Она обняла его рукой за шею, притянула голову, сказала тихо:

— Не казнись, Миша… Говори уж… что ты придумал с этой старухой?

— Ты догадалась? — отшатнулся он от нее.

— Невелика догадка, дурачок ты мой. Когда ты думаешь об чем-нибудь, у тебя все на лице. Говори уж…

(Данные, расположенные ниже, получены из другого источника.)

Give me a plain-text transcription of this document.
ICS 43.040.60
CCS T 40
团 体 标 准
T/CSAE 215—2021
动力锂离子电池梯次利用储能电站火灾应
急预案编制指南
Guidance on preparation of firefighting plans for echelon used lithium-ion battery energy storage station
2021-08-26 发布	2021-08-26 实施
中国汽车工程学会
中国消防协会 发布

И он сказал. Слова его, вобрав в себя все затаенные страхи и подозрения, стали такими дикими, такими нелепыми, что не могли уже иметь в силу одного этого никакого отношения к Тане. Трудно, оказывается, думать ясно, четко и безобманно, но еще труднее — сказать. А она слушала внимательно, глядя на него с жалостью, с материнской нежностью. Не рассмеялась его словам как нелепице, не возмутилась, не откликнулась ни единым протестующим жестом.

— Все? — спросила.

— Все, — ответил он, чувствуя, что и на этом, новом для себя пути, он терпит поражение. Добавил, понурив голову: — Прости меня, Таня. Теперь и сам вижу: глупость это.

— Для меня, может, и глупость, — печально сказала она, — а тебя, горюшко мое, эта глупость может запросто до желтого дома довести. Давай разберемся трезво и спокойно. А то ляжешь нынче ночью и опять будешь прислушиваться: сплю ли?